AnimateDiff is an AI video generator that uses Stable Diffusion along with motion modules. It provides text-to-image, camera movements, image-to-video, sketch-to-video. Here is the link of AnimateDiff paper. This tutorial gives step by step guide on how to generate short videos for free using AnimateDiff from GitHub.
How to install AnimateDiff from github ?
1. First download the code from AniamteDiff GitHub repository. Open a dos prompt, in the directory where you want to install, type the command:
>git clone https://github.com/guoyww/AnimateDiff.git
2. Next is to download Stable Diffusion v1.5 from huggingface. In dos command, type
>cd AnimateDiff
> cd models\StableDiffusion
>git clone https://huggingface.co/runwayml/stable-diffusion-v1-5/
3. Go to huggingface or civitai to download Stable Diffusion checkpoints, such as realisticVisionV51, or ToonYou_Beta6. Put them at “models\DreamBooth_LoRA.”
4. Go to hugging face animatediff to download motion modules, such as “mm_sd_v15_v2.ckpt” and “v3_sd15_mm.ckpt” and put them at “models\Motion_Module.”
5. Now it is time to configure a virtual environment to run the code. If you haven’t installed Anaconda3, go to install Anaconda3.
6. Then you setup a conda environment of animatediff.
7. After you install AnimateDiff, you are ready to generation videos.
How to run Text to Video using AnimateDiff?

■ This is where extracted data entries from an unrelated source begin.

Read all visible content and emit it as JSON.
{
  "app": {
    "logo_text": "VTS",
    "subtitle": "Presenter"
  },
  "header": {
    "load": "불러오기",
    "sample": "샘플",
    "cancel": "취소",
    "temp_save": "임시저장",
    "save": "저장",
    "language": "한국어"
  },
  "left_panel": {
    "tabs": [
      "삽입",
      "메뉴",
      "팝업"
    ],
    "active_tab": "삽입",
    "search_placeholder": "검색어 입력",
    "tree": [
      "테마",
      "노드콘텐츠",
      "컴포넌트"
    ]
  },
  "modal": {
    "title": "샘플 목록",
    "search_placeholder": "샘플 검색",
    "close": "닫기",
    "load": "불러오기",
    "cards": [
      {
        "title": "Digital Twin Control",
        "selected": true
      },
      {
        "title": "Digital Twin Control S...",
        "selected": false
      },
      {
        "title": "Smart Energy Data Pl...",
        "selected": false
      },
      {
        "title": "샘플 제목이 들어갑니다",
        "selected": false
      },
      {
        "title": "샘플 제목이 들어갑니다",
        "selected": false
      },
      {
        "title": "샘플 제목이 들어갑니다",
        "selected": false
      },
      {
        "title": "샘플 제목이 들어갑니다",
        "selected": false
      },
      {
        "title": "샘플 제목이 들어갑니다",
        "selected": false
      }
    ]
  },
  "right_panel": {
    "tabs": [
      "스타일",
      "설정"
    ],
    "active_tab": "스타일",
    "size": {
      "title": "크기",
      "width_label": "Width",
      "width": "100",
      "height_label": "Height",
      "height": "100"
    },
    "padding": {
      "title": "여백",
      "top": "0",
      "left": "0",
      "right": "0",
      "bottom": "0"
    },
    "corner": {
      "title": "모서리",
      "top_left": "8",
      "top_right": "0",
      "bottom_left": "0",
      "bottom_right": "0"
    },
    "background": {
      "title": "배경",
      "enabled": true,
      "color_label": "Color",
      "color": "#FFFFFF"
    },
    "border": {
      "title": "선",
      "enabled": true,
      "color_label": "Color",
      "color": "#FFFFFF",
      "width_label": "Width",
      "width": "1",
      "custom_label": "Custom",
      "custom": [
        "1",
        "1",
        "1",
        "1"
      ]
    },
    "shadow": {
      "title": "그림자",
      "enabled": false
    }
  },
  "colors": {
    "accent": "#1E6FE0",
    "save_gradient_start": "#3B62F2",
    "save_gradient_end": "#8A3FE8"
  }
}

1. Under “AnimatedDiff” directory, go to “configs\prompts\v1”. There are 8 sample yaml files in which different checkpoints are used, such as ToonYou, RealisticVision etc. Select one yaml file and edit it.
2. In the field of dreambooth_path, compare the name of checkpoint with the name of checkpoint in “models\DreamBooth_LoRA.” If they have different version numbers, update in the script to match with the name in the directory.
3. In the field of motion_module, make sure you have downloaded the motion module “mm_sd_v15.ckpt”, and put it in “models\Motion_Module” directory.
4. The default width and height of the output video is 512×512. If you want to render faster, you can set the width and height smaller. Add this in the script
W: 256
H: 256
5. Change the prompt. You can run one prompt instead of four at a time by removing three prompts. Save the yaml file.
6. Open an Anaconda Prompt. Run command:
>conda activate animatediff
7. In the Anaconda prompt, go to the directory “AnimateDiff” and run one of your yaml file, for example:
>python -m scripts.animate –config configs/prompts/v1/v1-1-ToonYou.yaml
8. Monitor the progress in the Anaconda console. When it finishes, the result can be found in the “samples” directory.
9. Modify your prompts and run again until you find good results.
How to run Image to Video using AnimateDiff?
1. Go to hugging face animatediff, download “v3_sd15_adapter.ckpt” and “v3_sd15_mm.ckpt”, and put them at “models\MotionLoRA.” Download “v3_sd15_sparsectrl_rgb.ckpt” and put it at “models\SparseCtrl.”
2. Prepare an image file to animate. The image size can be 256×384. You can also use 256×256 or 512×512. Note the smaller the size, the faster it runs. Put the image file in “_assets_\demos\image.”
3. Under the “AnimatedDiff” directory, go to “configs\prompts\v3”. Open “v3-1-T2V.yaml.” In the file, there are a few sections for different demos.
4. It is easier to run one section at a time. To run Text to Video, use the first section “# 1-animation” and remove others. Save the file with a different name “v3-1-T2V-animation.yaml.” Now open the file and edit it.
5. In the field of controlnet_images, change the path of the image to your file.
6. Change the prompt to describe the scene.
7. Open an Anaconda Prompt. Run command:
>conda activate animatediff
8. In the Anaconda prompt, navigate to the directory “AnimateDiff,” run the yaml file:
>python -m scripts.animate –config configs/prompts/v3/v3-1-T2V-animation.yaml
9. Monitor the progress in the Anaconda console. When it finishes, the result can be found at “samples” directory.
10. Modify your prompts and run again until you find good results.
The current version of AnimateDiff v3 can create 16 frames, about 2 seconds of animation. The image resolution is 256 or 512 pixels.